8. netcdf_variable_skew_prob(periodicity,nlat,nlon) : the significance levels of the skewness coefficients.

   This variable is stored only if the -prob argument has been specified when calling comp_stat_3d.

9. netcdf_variable_kurt_prob(periodicity,nlat,nlon) : the significance levels of the kurtosis coefficients.

   This variable is stored only if the -prob argument has been specified when calling comp_stat_3d.

10. netcdf_variable_nobs(periodicity) : the number of observations used to compute the statistics.

11. netcdf_variable_skew_se(periodicity) : the standard-errors of the skewness coefficients.

    This variable is stored only if the -stderror or -prob arguments have been specified when calling comp_stat_3d.

12. netcdf_variable_kurt_se(periodicity) : the standard-errors of the kurtosis coefficients.

    This variable is stored only if the -stderror or -prob arguments have been specified when calling comp_stat_3d.

All the statistics and associated probabilities, excepted the number of observations and the standard-errors of the skewness and kurtosis coefficients are packed in tridimensional variables whose first and second dimensions are exactly the same as those associated with the input NetCDF variable netcdf_variable even if you restrict the geographical domain with the -x= and -y= arguments.

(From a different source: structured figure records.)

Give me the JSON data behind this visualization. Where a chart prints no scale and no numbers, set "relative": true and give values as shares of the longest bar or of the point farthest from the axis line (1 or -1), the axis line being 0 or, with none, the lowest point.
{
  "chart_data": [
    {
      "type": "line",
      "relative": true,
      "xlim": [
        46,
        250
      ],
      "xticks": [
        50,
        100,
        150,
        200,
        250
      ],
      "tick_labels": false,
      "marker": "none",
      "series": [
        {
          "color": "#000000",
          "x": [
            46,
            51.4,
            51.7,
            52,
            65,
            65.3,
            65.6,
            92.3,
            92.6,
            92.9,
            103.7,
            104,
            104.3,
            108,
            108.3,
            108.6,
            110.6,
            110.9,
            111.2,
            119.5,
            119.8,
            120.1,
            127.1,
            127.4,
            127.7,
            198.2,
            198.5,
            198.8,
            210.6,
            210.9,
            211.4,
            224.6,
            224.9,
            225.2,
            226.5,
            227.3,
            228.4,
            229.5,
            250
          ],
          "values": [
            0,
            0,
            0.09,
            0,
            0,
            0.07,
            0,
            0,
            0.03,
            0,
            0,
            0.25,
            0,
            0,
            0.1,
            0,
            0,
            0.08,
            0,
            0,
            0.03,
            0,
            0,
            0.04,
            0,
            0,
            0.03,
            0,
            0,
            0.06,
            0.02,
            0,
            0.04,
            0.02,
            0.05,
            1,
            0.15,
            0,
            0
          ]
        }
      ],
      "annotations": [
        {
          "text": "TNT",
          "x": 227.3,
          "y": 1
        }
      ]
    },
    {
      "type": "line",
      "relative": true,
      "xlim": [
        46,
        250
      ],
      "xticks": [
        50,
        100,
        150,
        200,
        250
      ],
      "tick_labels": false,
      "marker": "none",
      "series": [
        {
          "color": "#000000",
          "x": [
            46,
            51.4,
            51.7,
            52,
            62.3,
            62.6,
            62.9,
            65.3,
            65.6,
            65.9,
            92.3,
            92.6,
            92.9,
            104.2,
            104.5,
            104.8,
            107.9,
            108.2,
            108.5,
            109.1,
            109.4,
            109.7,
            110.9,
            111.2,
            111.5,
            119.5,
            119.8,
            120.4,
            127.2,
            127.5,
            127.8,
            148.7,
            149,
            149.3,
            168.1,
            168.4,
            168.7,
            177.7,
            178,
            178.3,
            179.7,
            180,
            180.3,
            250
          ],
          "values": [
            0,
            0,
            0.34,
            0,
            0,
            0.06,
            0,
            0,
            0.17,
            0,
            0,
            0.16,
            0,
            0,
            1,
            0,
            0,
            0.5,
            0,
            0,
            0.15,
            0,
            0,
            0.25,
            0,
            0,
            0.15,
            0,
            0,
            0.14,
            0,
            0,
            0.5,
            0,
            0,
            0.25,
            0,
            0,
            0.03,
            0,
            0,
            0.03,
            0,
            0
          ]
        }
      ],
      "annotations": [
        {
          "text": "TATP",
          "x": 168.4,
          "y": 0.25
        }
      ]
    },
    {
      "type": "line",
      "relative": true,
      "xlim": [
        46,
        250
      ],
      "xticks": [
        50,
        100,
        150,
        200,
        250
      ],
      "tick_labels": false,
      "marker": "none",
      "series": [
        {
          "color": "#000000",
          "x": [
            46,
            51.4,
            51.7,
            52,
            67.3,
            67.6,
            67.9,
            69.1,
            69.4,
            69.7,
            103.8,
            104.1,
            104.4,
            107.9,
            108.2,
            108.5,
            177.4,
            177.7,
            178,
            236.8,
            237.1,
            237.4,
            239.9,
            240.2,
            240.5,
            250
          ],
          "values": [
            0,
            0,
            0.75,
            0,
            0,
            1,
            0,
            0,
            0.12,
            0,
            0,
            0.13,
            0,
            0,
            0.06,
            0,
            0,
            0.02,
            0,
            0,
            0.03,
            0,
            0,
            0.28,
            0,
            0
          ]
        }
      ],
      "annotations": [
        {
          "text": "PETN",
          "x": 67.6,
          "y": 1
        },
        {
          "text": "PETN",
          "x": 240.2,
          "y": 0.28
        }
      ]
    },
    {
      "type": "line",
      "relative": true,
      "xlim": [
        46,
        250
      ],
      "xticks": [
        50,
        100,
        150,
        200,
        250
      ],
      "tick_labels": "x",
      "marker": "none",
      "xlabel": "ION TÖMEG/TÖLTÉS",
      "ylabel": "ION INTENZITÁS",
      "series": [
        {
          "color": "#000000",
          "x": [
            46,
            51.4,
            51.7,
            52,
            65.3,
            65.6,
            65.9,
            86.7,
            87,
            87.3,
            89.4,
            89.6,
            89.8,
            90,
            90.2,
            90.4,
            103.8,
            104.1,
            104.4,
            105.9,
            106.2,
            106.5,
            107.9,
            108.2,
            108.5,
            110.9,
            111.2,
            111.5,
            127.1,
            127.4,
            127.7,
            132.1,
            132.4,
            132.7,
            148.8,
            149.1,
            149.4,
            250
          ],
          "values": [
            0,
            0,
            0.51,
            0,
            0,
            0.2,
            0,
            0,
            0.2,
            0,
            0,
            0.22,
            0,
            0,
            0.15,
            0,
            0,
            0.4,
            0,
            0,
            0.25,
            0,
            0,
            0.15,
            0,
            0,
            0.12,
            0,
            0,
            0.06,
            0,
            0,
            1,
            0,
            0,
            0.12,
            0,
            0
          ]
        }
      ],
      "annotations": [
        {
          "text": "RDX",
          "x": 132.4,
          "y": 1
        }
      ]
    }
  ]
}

However, outside the selected domain, these output NetCDF variables are filled with missing values.

Optionally, comp_stat_3d can also create an output mesh-mask NetCDF file that contains the following NetCDF variables :

1. netcdf_variable_nmask(nlat,nlon) : a presence-absence or land-sea 2-D mask associated with the input NetCDF variable.
2. netcdf_variable_e1n(nlat,nlon) : the first scale factor associated with the 2-D grid-mesh of the input NetCDF variable.
3. netcdf_variable_e2n(nlat,nlon) : the second scale factor associated with the 2-D grid-mesh of the input NetCDF variable.

Multiplying the two scale factors together gives the surface of each cell in the 2-D grid-mesh associated with the input NetCDF variable.

Examples

1. For computing monthly statistics from the NetCDF file ST7_1m_00101_20012_grid_T_sosstsst.nc, which includes a NetCDF variable sosstsst, and store the results in a NetCDF file named stat_ST7_1m_00101_20012_grid_T_sosstsst.nc, use the following command :

   $ comp_stat_3d \
     -f=ST7_1m_00101_20012_grid_T_sosstsst.nc \
     -v=sosstsst \
     -p=12 \
     -o=stat_ST7_1m_00101_20012_grid_T_sosstsst.nc
   

2. For computing monthly unbiased univariate statistics from the NetCDF file sst.mnmean.nc, which includes a NetCDF variable sst`,` and store the results in a NetCDF file named ``stat_sst.nc and, in addition, generate an associated mesh_mask_netcdf_file named mesh_mask_sst.nc, use the following command :

   $ comp_stat_3d \
     -f=sst.mnmean.nc \
     -v=sst \
     -p=12 \
     -nobias \
     -m=mesh_mask_sst.nc